The composition in front of us features a man dragging his boat through shallow water towards the shore, no doubt after a hard day of work on the seas. He wears a hat to protect him from the sun as this small boat does not have anywhere to hide away. We can just make out sandy tones of colour at the foot of the painting which helps us to confirm how close he is to shore and shortly he would have beached the boat and left it there ready for another day's fishing tomorrow. The boat itself looks strong and well made, but without any frills. The sail plumes out above him, and the sea looks fairly calm as he completes his last task for the day. Sorolla rarely tackled aggressive waves in his beach paintings and so most have a calming atmosphere, even when there are fishermen performing draining work in the hot sun. The painting is dated at 1908 and remains within a private collection.
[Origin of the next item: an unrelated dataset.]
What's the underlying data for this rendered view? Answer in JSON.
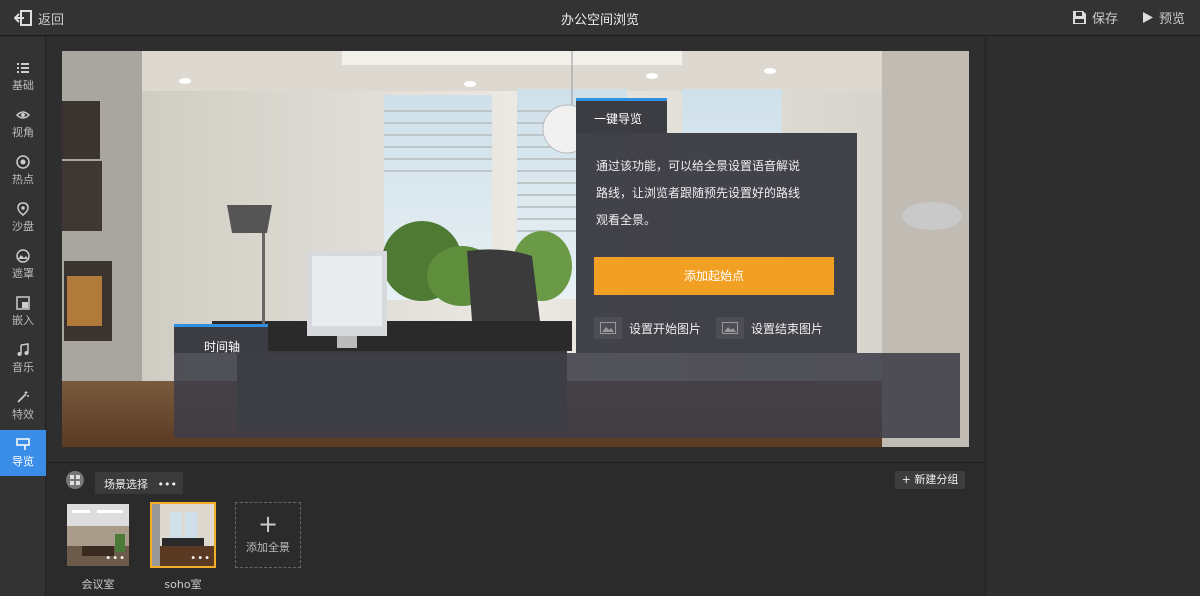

Studies have been a very important part of the creative process for centuries, and can be performed in the same medium as the final artwork, or in an alternative. During the Renaissance, for example, the likes of Michelangelo would work tirelessly on practicing their technical abilities with chalk and charcoal. This would then prepare them for the later fresco work in which their reputations would be built. In the case of this study for Beaching the Boat, the artist appears to be using oils, suggesting that he is confident that his ideas are fairly close to the final artwork and so he can invest a little more time on this study artwork, applying layers of colour over an extended period. It is likely, therefore, that he might have worked in pencil earlier for some simple layout ideas, and then moved on to this more advanced stage afterwards. Even a study piece such as this, because of its relatively complete finish, would still be worth a considerable amount of money were it ever to go up for auction.
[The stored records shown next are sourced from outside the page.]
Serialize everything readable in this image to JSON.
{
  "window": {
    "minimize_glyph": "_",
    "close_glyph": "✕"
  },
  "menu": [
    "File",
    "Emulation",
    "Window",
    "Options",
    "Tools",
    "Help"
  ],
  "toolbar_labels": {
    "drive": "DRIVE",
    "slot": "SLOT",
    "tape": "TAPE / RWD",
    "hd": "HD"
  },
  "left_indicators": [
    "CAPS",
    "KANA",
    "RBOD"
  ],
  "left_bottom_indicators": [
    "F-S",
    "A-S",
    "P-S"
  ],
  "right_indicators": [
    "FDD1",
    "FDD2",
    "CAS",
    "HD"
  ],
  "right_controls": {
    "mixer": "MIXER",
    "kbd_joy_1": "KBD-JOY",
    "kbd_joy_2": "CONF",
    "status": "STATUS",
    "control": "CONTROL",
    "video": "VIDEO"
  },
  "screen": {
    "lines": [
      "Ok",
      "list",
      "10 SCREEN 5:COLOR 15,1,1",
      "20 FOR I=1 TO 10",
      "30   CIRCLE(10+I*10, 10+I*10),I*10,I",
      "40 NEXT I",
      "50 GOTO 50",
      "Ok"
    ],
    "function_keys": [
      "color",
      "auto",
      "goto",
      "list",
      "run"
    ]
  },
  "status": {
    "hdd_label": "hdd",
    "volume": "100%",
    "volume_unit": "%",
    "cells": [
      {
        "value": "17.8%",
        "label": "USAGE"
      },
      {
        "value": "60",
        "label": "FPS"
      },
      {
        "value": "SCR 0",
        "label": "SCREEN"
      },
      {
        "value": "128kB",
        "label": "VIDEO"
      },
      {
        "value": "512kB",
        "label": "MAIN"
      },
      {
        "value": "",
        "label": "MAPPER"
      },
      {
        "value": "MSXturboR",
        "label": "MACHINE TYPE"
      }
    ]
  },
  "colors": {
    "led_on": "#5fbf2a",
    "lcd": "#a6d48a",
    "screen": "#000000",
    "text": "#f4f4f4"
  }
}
Boats, and the seas more generally have long inspired countless numbers of artists, going back many centuries. Someone who really mastered the maritime genre would have to be American painter, Winslow Homer, who gave us the likes of Breezing Up (A Fair Wind), The Herring Net and The Fog Warning. He was also involved with social realism, just as Sorolla was. He did not use quite the same bold palette of bright tones, and this probably reflected the different lighting of the environment that he worked in. This gave his work a quite different feel to that of Sorolla, even though there were many similarities between the content that they used. Sorolla would later head out to the US and meet a number of American painters, some of whom he became good friends with. It was around this time that the US was starting to start its ascent towards the top of the global art world, having previously spent several centuries following in the shadow of European painters.